Once you have made your ancho chile and citrus ketchup, you will need to store it properly to ensure that it stays fresh. The ketchup should be stored in an airtight container and refrigerated for up to two weeks. To serve, simply spoon the ketchup onto your desired food, or transfer it to a squeeze bottle for easy use.

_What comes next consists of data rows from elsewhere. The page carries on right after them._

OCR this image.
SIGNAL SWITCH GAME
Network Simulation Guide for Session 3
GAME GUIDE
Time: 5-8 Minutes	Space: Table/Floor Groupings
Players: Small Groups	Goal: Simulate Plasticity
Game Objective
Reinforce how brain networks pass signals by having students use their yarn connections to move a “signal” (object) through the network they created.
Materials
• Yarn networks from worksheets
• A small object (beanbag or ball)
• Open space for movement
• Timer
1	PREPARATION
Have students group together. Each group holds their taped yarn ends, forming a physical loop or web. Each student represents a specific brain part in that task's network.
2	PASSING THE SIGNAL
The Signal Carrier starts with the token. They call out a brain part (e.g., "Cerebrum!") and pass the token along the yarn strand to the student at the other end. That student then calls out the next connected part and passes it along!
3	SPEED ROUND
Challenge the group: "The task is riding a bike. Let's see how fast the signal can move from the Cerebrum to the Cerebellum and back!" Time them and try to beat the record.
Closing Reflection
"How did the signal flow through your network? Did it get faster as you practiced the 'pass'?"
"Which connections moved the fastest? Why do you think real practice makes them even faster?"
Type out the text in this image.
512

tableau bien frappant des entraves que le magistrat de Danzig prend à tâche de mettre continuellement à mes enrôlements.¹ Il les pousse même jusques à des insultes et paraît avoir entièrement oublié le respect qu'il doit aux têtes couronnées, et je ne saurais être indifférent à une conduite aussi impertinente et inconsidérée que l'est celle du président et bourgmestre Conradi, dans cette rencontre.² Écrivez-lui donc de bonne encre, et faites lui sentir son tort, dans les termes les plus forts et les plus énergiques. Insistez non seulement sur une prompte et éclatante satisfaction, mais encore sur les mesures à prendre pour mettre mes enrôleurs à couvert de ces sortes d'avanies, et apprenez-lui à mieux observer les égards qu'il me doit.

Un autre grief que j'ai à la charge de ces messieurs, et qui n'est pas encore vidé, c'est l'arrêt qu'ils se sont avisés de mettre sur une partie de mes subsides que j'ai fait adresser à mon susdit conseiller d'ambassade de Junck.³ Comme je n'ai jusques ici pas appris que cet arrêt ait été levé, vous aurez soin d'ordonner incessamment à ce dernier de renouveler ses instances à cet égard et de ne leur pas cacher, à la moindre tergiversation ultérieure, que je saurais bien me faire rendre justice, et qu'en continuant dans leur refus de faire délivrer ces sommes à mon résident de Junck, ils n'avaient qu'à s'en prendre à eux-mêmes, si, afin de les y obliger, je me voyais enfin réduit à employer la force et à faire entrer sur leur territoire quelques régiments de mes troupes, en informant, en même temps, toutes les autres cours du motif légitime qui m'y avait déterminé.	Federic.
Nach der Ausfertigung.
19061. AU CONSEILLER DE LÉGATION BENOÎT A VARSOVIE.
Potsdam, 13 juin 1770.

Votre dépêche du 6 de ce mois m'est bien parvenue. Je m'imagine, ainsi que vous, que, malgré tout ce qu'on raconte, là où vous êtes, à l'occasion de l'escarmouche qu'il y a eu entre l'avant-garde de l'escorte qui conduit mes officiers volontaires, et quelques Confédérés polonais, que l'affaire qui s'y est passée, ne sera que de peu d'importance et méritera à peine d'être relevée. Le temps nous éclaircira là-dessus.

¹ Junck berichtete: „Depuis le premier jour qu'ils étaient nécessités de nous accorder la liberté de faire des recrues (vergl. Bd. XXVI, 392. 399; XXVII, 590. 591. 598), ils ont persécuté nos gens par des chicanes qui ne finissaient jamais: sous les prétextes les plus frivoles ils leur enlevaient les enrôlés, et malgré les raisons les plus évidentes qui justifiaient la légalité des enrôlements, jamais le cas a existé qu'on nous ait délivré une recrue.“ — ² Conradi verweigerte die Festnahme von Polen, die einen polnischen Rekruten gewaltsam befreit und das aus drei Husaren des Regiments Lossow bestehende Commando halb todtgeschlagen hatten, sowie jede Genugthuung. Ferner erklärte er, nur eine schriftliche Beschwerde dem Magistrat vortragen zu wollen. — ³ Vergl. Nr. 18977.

Tip #4.1: Experimenting with Different Variations
Making ketchup from scratch is a great way to experiment with different flavors and ingredients. You can add other spices such as cinnamon, clove, or cumin to your ketchup to give it a unique twist. You can also try using different types of chiles or citrus fruits to create variations of the ketchup. Get creative and enjoy the process!

Conclusion

Making ancho chile and citrus ketchup can be a fun and rewarding activity that allows you to create a delicious condiment that complements a variety of dishes. By following our valuable tips, you can make a perfectly balanced ketchup that will impress your family and friends. Remember to select the right ancho chiles and citrus fruits, balance the flavors, adjust the thickness, and store it properly. With these tips in mind, you can become a ketchup-making pro!